Rumors of Research In Motion’s TV app turned out to be true, as the Blackberry manufacturer revealed its PrimeTime2Go application at the CTIA Wireless conference. The full-episode download service is set to debut in May, and is one of numerous programs announced as part of RIM’s new Blackberry App Store.
From the looks of the release, a lot of the speculative details were correct. The QuickPlay Media-backed subscription service will run $7.99 a month, allowing select Blackberry smartphones to download and watch full-length television shows.

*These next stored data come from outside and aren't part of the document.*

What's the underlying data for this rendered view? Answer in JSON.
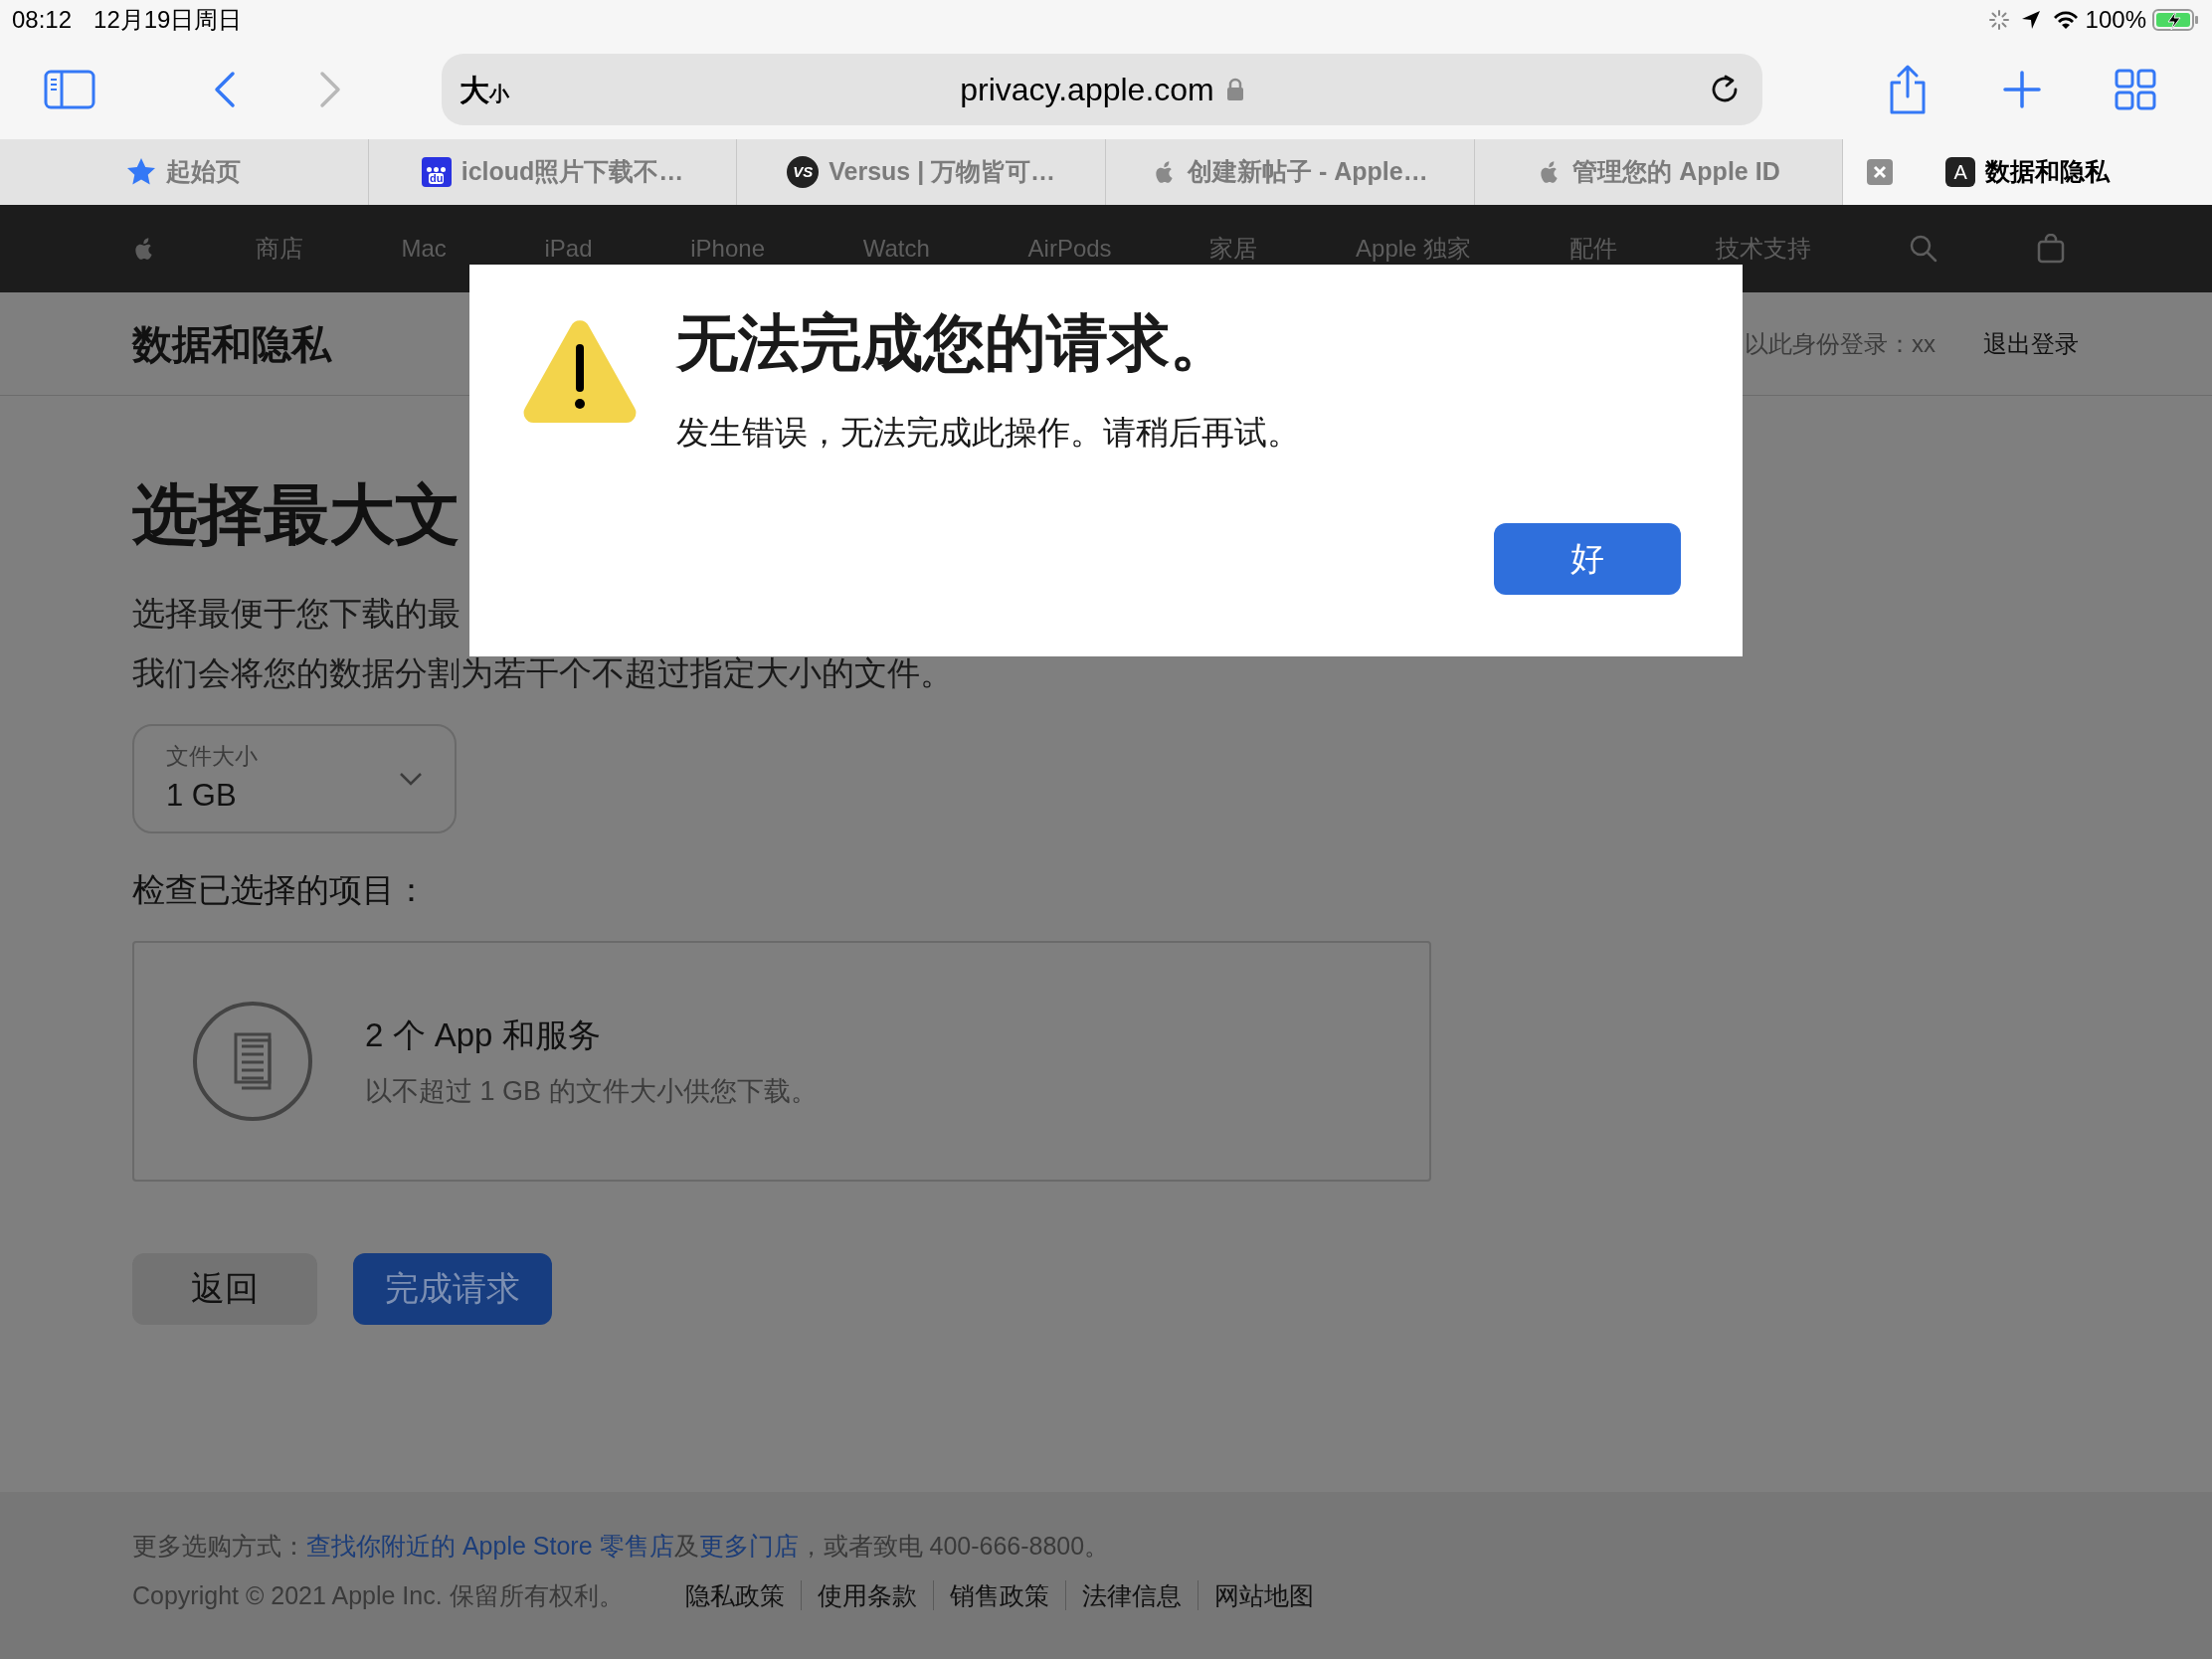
{
  "status_bar": {
    "time": "08:12",
    "date": "12月19日周日",
    "battery_text": "100%",
    "charging": true
  },
  "toolbar": {
    "address_prefix": "大小",
    "url": "privacy.apple.com",
    "secure": true
  },
  "tabs": [
    {
      "label": "起始页",
      "kind": "star",
      "selected": false
    },
    {
      "label": "icloud照片下载不…",
      "kind": "paw",
      "icon_text": "du",
      "selected": false
    },
    {
      "label": "Versus | 万物皆可…",
      "kind": "badge",
      "icon_text": "VS",
      "selected": false
    },
    {
      "label": "创建新帖子 - Apple…",
      "kind": "apple",
      "selected": false
    },
    {
      "label": "管理您的 Apple ID",
      "kind": "apple",
      "selected": false
    },
    {
      "label": "数据和隐私",
      "kind": "letter",
      "icon_text": "A",
      "selected": true
    }
  ],
  "nav": {
    "items": [
      "商店",
      "Mac",
      "iPad",
      "iPhone",
      "Watch",
      "AirPods",
      "家居",
      "Apple 独家",
      "配件",
      "技术支持"
    ]
  },
  "header": {
    "title": "数据和隐私",
    "signed_in": "以此身份登录：xx",
    "sign_out": "退出登录"
  },
  "main": {
    "heading": "选择最大文",
    "paragraph": [
      "选择最便于您下载的最",
      "我们会将您的数据分割为若干个不超过指定大小的文件。"
    ],
    "dropdown": {
      "label": "文件大小",
      "value": "1 GB"
    },
    "review_label": "检查已选择的项目：",
    "card": {
      "title": "2 个 App 和服务",
      "subtitle": "以不超过 1 GB 的文件大小供您下载。"
    },
    "buttons": [
      {
        "label": "返回",
        "kind": "secondary"
      },
      {
        "label": "完成请求",
        "kind": "primary"
      }
    ]
  },
  "footer": {
    "line": [
      {
        "kind": "text",
        "text": "更多选购方式："
      },
      {
        "kind": "link",
        "text": "查找你附近的 Apple Store 零售店"
      },
      {
        "kind": "text",
        "text": "及"
      },
      {
        "kind": "link",
        "text": "更多门店"
      },
      {
        "kind": "text",
        "text": "，或者致电 400-666-8800。"
      }
    ],
    "copyright": "Copyright © 2021 Apple Inc. 保留所有权利。",
    "links": [
      "隐私政策",
      "使用条款",
      "销售政策",
      "法律信息",
      "网站地图"
    ]
  },
  "dialog": {
    "title": "无法完成您的请求。",
    "message": "发生错误，无法完成此操作。请稍后再试。",
    "button": "好"
  }
}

Although the app relies on a WiFi connection for downloads, users can save entire episodes to the device and view them later offline. Of course, since PrimeTime2Go is purely a download service, it lacks the ability to instantly stream content a la YouTube or Hulu.
In terms of content, RIM inked deals with NBC, CBS, MTV, and CW to provide the service with prime time shows like “The Office,” “CSI,” and “The Hills.” The release is a little sketchy on how long episodes will be made available, but assures that season-long subscriptions and new content providers are already in the works.

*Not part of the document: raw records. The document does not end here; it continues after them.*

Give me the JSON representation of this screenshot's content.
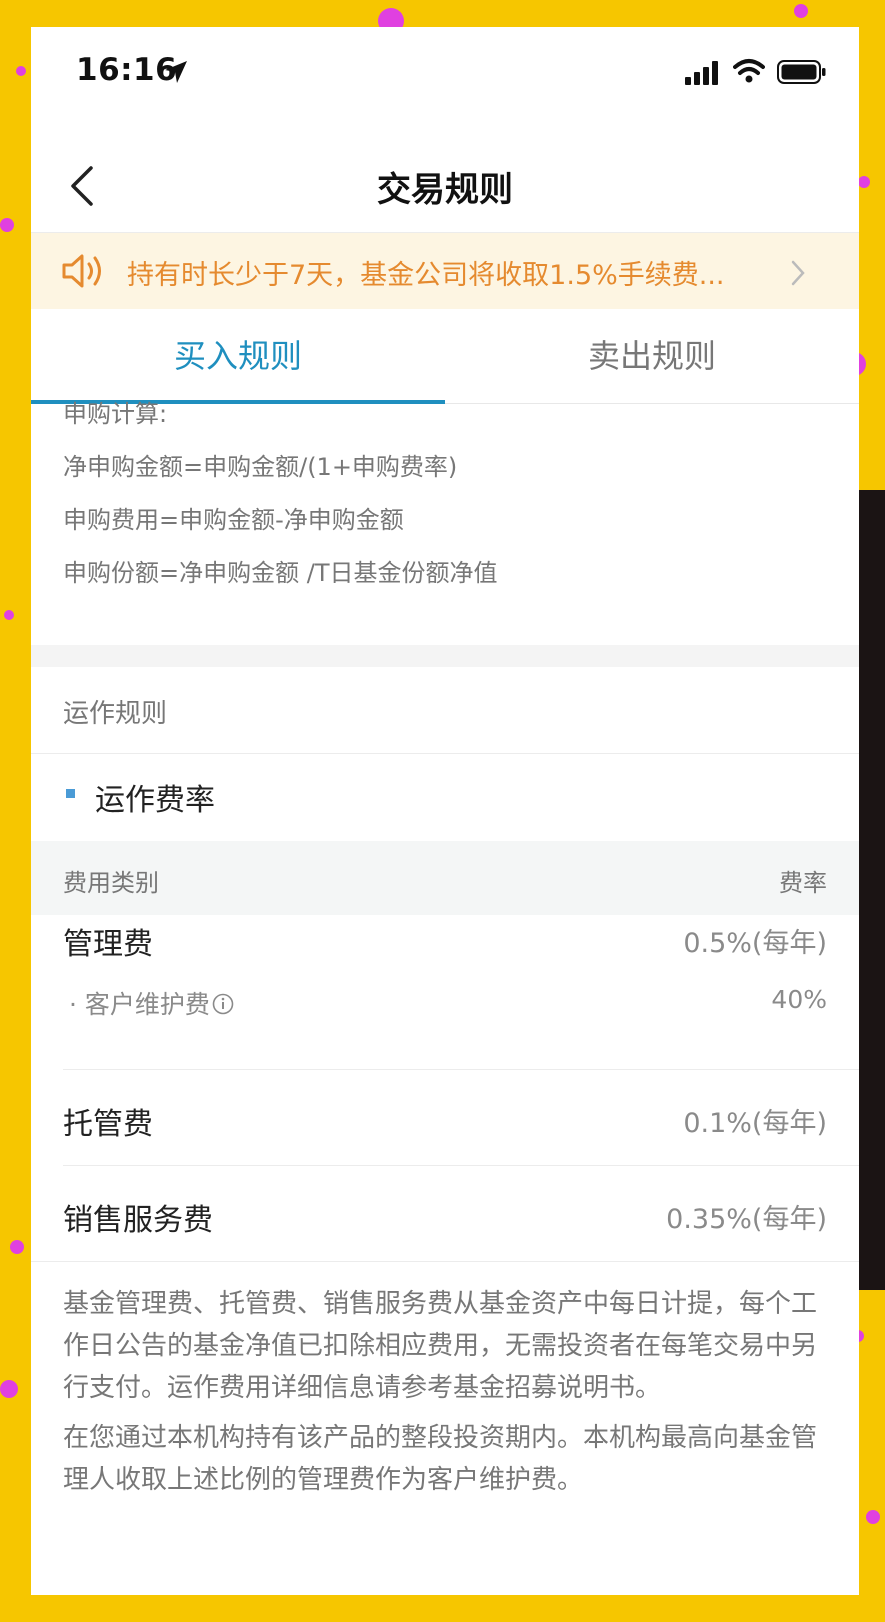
{
  "status_bar": {
    "time": "16:16"
  },
  "nav": {
    "title": "交易规则"
  },
  "notice": {
    "text": "持有时长少于7天，基金公司将收取1.5%手续费..."
  },
  "tabs": [
    {
      "label": "买入规则",
      "active": true
    },
    {
      "label": "卖出规则",
      "active": false
    }
  ],
  "calc": {
    "heading": "申购计算:",
    "lines": [
      "净申购金额=申购金额/(1+申购费率)",
      "申购费用=申购金额-净申购金额",
      "申购份额=净申购金额 /T日基金份额净值"
    ]
  },
  "operation": {
    "section_title": "运作规则",
    "sub_title": "运作费率",
    "table_header": {
      "category": "费用类别",
      "rate": "费率"
    },
    "rows": [
      {
        "label": "管理费",
        "value": "0.5%(每年)"
      },
      {
        "label": "· 客户维护费",
        "value": "40%"
      },
      {
        "label": "托管费",
        "value": "0.1%(每年)"
      },
      {
        "label": "销售服务费",
        "value": "0.35%(每年)"
      }
    ],
    "notes": [
      "基金管理费、托管费、销售服务费从基金资产中每日计提，每个工作日公告的基金净值已扣除相应费用，无需投资者在每笔交易中另行支付。运作费用详细信息请参考基金招募说明书。",
      "在您通过本机构持有该产品的整段投资期内。本机构最高向基金管理人收取上述比例的管理费作为客户维护费。"
    ]
  },
  "colors": {
    "accent": "#1f8fbf",
    "notice_text": "#e58a2f",
    "notice_bg": "#fdf5e2"
  }
}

There’s a catch, though. At the time of launch, only the Blackberry Bold and the Curve 8900 handsets will support the new service. This not only shuns the scores of non-compatible BlackBerries on the market, but also non-Bold/Curve carriers like Verizon Wireless. RIM has vowed to rectify this by expanding PrimeTime2Go’s reach, but no date has been officially set.
Of course, there’s also the 500-pound gorilla in the room — Apple’s iPhone. A shiny new app store and the means to download shows definitely inches the Blackberry closer to striking distance. However, RIM’s content deal with the networks seems closer to Hulu’s (i.e., temporary access to content, focus on TV vs. movies, etc.) than Apple’s iTunes. And, let’s be honest — the success of iTunes casts an enormous shadow over the premium mobile video space, and RIM is late to the game.
Still, PrimeTime2Go might be the best move for RIM in the meantime. Apple has repeatedly proven that the process of procuring, licensing, and selling mobile video is extremely complicated, and it’s arguable that a latecomer like RIM is truly up to the challenge. But what will be interesting is whether PrimeTime2Go’s subscription model can drive enough revenue to be keep the full-length premium content coming.